Some interesting things are happening in South Dakota, First, on July 22, 2022 the Oglala SIoux Tribal Council (Pine Ridge) demanded that the Jesus is King Mission leave the Pine Ridge Reservation in the southwestern part of the state.
“This week the Jesus is King Missionary was found distributing material that literally demonizes the Lakota Culture and Faith,” said the Oglala Sioux Tribe in a statement. “This is unacceptable and completely disrespectful. It is the view of the President and Council that these ‘pamphlets’ seek to promote Hate instead of Peace. Hate has no place on Oglala land.”
This is not a new issue, as a 2019 news story about Pine Ridge reports.
[Anti-missioniary activist Davidica Little] Spotted Horse and others who asked for anonymity for fear of reprisals from church supporters described incidents of aggressive proselytizing and demeaning treatment of Lakota spirituality and language, baptizing children without parental permission, use of humiliating poverty porn to fundraise, and of forwarding a colonial agenda that privileges non-Native values and goals.
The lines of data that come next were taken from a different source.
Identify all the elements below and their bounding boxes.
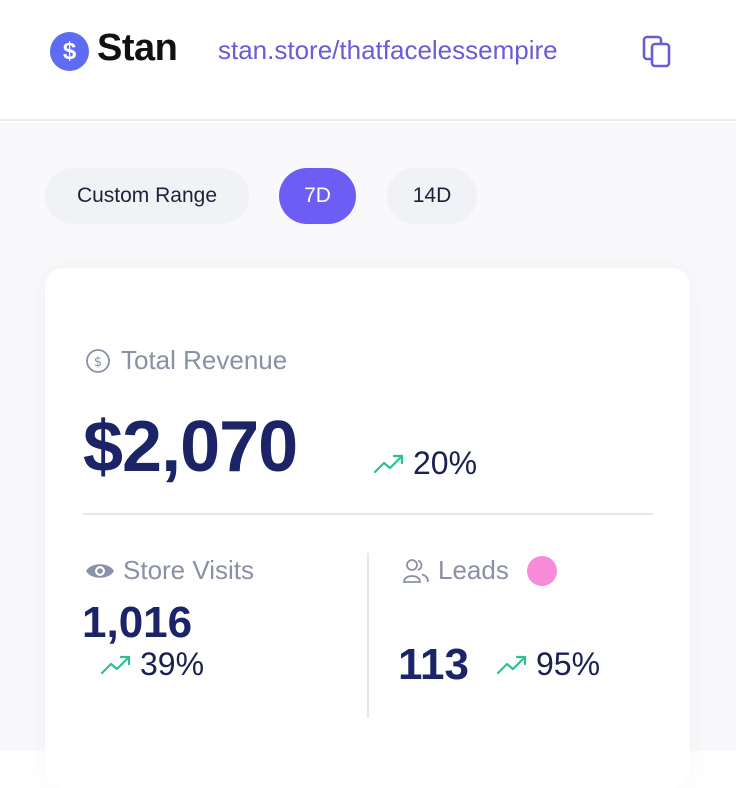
vertical-divider <box>367 553 369 718</box>
filter-custom-range[interactable]: Custom Range <box>45 168 249 224</box>
copy-icon <box>642 35 671 68</box>
brand-name: Stan <box>97 27 178 69</box>
horizontal-divider <box>83 513 653 515</box>
svg-text:$: $ <box>94 355 102 370</box>
dashboard-content: Custom Range 7D 14D $ Total Revenue $2,0… <box>0 123 736 788</box>
eye-icon <box>86 563 114 578</box>
revenue-trend: 20% <box>373 445 477 482</box>
store-visits-trend: 39% <box>100 646 204 683</box>
leads-indicator-dot <box>526 555 557 586</box>
trending-up-icon <box>100 655 131 674</box>
header: $ Stan stan.store/thatfacelessempire <box>0 0 736 121</box>
leads-trend: 95% <box>496 646 600 683</box>
trending-up-icon <box>373 454 404 473</box>
store-url-link[interactable]: stan.store/thatfacelessempire <box>218 35 558 65</box>
copy-button[interactable] <box>640 34 676 70</box>
store-visits-label: Store Visits <box>85 555 254 586</box>
filter-7d[interactable]: 7D <box>279 168 356 224</box>
trending-up-icon <box>496 655 527 674</box>
leads-label: Leads <box>402 555 557 586</box>
leads-value: 113 <box>398 640 469 689</box>
store-visits-value: 1,016 <box>82 598 193 647</box>
stan-logo-icon: $ <box>50 32 89 71</box>
total-revenue-value: $2,070 <box>83 407 298 487</box>
stats-card: $ Total Revenue $2,070 20% Store Visits … <box>45 268 690 788</box>
total-revenue-label: $ Total Revenue <box>85 345 287 376</box>
filter-14d[interactable]: 14D <box>387 168 477 224</box>
dollar-circle-icon: $ <box>86 348 110 373</box>
users-icon <box>403 558 429 583</box>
Some members have made allegations of sexual abuse and financial misdeeds and point to the failure of most organizations to conduct background searches for their workers and volunteers.
Another report on Twitter today (July 28th) said that ““the Oglala Sioux Tribal Council has officially suspended all activity of every single church missionary on the reservation until all employees/volunteers can pass a background check [and provide full financial transparency].” Outside religious groups were also forbidden to use such phrases as “Oglala Sioux Tribe” and “Pine Ridge Indian Reservation” in their printed or online fundraising materials.
If you go the tribe’s Facebook page, you can watch video of the council discussing this registration proposal put forth by Councilwoman Whitehorse and hearing testimony (At least four hours’ worth—and I have listened only to a little.)
To compress history: when “Indian agencies,” precursors to the reservation system, were created in the West in the latter 19th century, it was often Protestant Christian church groups that agreed to operate them, since the pay was low but they could use the post as a basis for missionary activity. The Episcopal Church had a large footprint on South Dakota reservations at one time.
In the US and Canada, Christian denominations and religious organizations likewise operated until fairly recently many of the residential boarding schools to which many Indian children were forcibly sent — the pope is in Canada right now apologizing for all that.
In the US, the Epicopal Church is “studying its role” in the federal boarding schools. Interior Secretary Deb Haaland is conducing a “listening tour” on the issue as well.
For more on the boarding schools and their sad legacy, read here.
Missionary activity continues, and many Native people today are Christian, from historically Russian Orthodox in Alaska to Mormon Navajos in Arizona.
It is common for church groups to “parachute in” youth groups for quick service trips, promoted with language like this: “Spend a life-changing week with the Lakota people of the Rosebud Sioux Reservation, and you will truly never be the same! You’ll never forget the wild beauty of the land where the Sicangu Lakota, ‘Burnt-Thigh Nation; live.”
The Oglala are just one part of the larger Lakota nation. But if they do take a hardline on missionaries, it will be noticed. I will try to follow up on this later. It is a complicated issue, and there are law-enforcement issues, land issues, and more involved.